La Chine et le climat joueront encore en 2013 les principaux agents perturbateurs sur les marchés mondiaux des matières premières, toujours étroitement assujettis aux incertitudes de l'une et de l'autre.

«Nous vivons tous sous l'épée de Damoclès chinoise», a estimé mardi l'économiste et historien Philippe Chalmin, professeur à l'Université Dauphine à Paris en présentant le rapport Cyclope, Bible annuelle des matières premières.

Déjà en 2012, les «doutes sur la croissance chinoise» ont fortement pénalisé les marchés des minerais et des métaux alors que les clients de la Chine, l'Europe en particulier, se débattent toujours au coeur de la crise entamée en 2007/2008, «l'une des crises majeures du monde contemporain comme il en existe tous les 25 à 30 ans», selon M. Chalmin.

«Selon que la croissance chinoise sera plus proche de 7 ou de 9% en 2013, les marchés de matières premières seront différents», estime-t-il. Une étude de la banque Société Générale cet automne sur un «hard landing» (atterrissage brutal) de l'économie chinoise projetait qu'avec une croissance à 3%, les prix des métaux plongeraient de quelque 50%.

Mais la Chine «garde de la marge» avec son marché intérieur dont la demande est loin de se tarir, remarque l'économiste chinois Xiaoqi Yang, un des auteurs de Cyclope. Le pays a d'ailleurs donné la mesure de ses ambitions en achetant en juin dernier le London Metal Exchange (LME) via la Bourse de Hong-Kong, estime-t-il.

«La Chine rêve de pouvoir fixer le prix des matières premières, elle conserve une énorme ambition», affirme M. Yang.

Elle conserve aussi sa toute-puissance sur les marchés agricoles. «Ayant pollué son sol, son eau et son air, elle est obligée de continuer ses importations de lait, soja et maïs», explique-t-il.

C'est même le vrai danger qui guette la Chine: la destruction de l'environnement, sacrifié à la croissance industrielle, selon cet expert. «Le brouillard de Pékin s'étend désormais sur un tiers de la Chine: que va-t-elle faire ? Réduire ses productions et donc ses exportations ou continuer comme ça ?».

La Chine importe déjà 60% du soja mondial, remarque François Luguenot, analyste des marchés du groupe coopératif InVivo, également contributeur de Cyclope: quatre cargos par mois (230 000 tonnes) contre un seul il y a dix ans.

Pour les experts, la Chine reste là encore «le faiseur de marchés» sur ce type d'approvisionnement.

L'autre étant le climat.

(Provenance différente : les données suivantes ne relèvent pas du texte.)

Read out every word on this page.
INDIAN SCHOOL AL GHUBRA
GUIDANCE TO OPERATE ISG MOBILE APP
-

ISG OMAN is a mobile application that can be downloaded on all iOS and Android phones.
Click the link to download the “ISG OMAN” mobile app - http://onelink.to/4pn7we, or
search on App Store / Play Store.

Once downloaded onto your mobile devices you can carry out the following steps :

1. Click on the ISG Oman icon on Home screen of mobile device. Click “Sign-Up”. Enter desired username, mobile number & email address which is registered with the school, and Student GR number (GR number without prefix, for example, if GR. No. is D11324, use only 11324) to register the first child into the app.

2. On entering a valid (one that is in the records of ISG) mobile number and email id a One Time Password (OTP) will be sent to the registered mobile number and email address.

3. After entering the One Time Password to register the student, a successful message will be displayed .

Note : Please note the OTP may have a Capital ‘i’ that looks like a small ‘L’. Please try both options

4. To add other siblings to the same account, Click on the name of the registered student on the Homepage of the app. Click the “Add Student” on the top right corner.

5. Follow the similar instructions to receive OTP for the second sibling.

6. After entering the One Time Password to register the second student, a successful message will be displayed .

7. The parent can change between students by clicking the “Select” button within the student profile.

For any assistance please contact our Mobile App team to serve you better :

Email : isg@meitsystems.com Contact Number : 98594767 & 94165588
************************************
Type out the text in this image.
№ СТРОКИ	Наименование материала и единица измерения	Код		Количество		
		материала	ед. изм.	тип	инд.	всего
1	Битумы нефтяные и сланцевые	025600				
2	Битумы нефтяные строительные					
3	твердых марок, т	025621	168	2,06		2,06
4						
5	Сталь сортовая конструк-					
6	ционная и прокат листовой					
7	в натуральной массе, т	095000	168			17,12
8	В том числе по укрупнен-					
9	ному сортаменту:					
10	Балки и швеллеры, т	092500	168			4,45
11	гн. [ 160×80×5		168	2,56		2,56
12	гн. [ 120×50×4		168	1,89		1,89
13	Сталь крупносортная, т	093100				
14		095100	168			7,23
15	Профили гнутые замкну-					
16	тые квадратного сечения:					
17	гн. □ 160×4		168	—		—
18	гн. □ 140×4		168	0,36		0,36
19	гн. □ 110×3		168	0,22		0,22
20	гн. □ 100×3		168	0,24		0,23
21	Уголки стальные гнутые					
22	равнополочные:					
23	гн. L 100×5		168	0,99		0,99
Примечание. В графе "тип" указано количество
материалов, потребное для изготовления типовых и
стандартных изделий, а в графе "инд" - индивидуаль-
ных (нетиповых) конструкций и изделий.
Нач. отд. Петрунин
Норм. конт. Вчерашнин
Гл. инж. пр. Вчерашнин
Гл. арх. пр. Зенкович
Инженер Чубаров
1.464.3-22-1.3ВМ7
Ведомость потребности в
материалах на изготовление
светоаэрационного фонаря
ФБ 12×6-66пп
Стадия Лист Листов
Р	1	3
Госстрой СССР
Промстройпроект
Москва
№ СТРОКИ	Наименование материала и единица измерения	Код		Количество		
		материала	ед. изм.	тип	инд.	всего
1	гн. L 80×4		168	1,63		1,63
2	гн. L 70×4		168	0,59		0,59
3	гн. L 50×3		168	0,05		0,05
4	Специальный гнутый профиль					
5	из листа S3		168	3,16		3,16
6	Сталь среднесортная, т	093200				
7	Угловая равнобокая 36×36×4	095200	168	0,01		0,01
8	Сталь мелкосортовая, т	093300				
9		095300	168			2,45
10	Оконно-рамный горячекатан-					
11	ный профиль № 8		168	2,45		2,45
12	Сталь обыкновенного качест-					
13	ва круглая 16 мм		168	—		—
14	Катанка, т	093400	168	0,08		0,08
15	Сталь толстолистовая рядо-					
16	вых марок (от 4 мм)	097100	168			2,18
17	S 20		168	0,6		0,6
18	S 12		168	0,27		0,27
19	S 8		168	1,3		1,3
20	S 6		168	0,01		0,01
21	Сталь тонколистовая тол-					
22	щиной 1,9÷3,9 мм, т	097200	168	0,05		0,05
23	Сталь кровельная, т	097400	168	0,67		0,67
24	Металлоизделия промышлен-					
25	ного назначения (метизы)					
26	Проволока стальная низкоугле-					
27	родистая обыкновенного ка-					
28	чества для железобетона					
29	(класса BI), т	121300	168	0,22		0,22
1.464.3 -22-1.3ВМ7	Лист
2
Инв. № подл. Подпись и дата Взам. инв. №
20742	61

Grâce à lui en 2012, les céréales ont joué «les vedettes» avec un bond de 30% des prix mondiaux du blé et du maïs au coeur de l'été en raison de la sécheresse aux États-Unis, remarque Philippe Chalmin.

Pour lui, «les tensions restent fortes sur ce marché», liées aux incertitudes sur les cultures aux États-Unis et autour de la Mer Noire où le mercure atteint déjà 35°C. «Pour le moment les prévisions de récoltes sont excellentes pour reconstituer des stocks historiquement bas, mais y aura-t-il de la pluie cet été aux États-Unis ?», s'interroge-t-il.

Le phénomène s'est répété récemment pour le lait, avec la sécheresse en Nouvelle-Zélande, principal fournisseur de l'Asie.

«La saison a montré que l'homme reste fortement dépendant de la nature», insiste Philippe Chalmin qui déplore la «panne» de la gouvernance mondiale y compris sur les suites à donner au Protocole de Kyoto.

À la marge l'Inde a pu se montrer «déterminante» sur le marché des céréales l'an dernier grâce à plusieurs bonnes récoltes de blé et des stocks considérables, note François Luguenot. «Mais c'était très conjoncturel», estime-t-il. D'autant que «moins des deux tiers des cultures bénéficient de conditions de stockage admissibles», relève le rapport.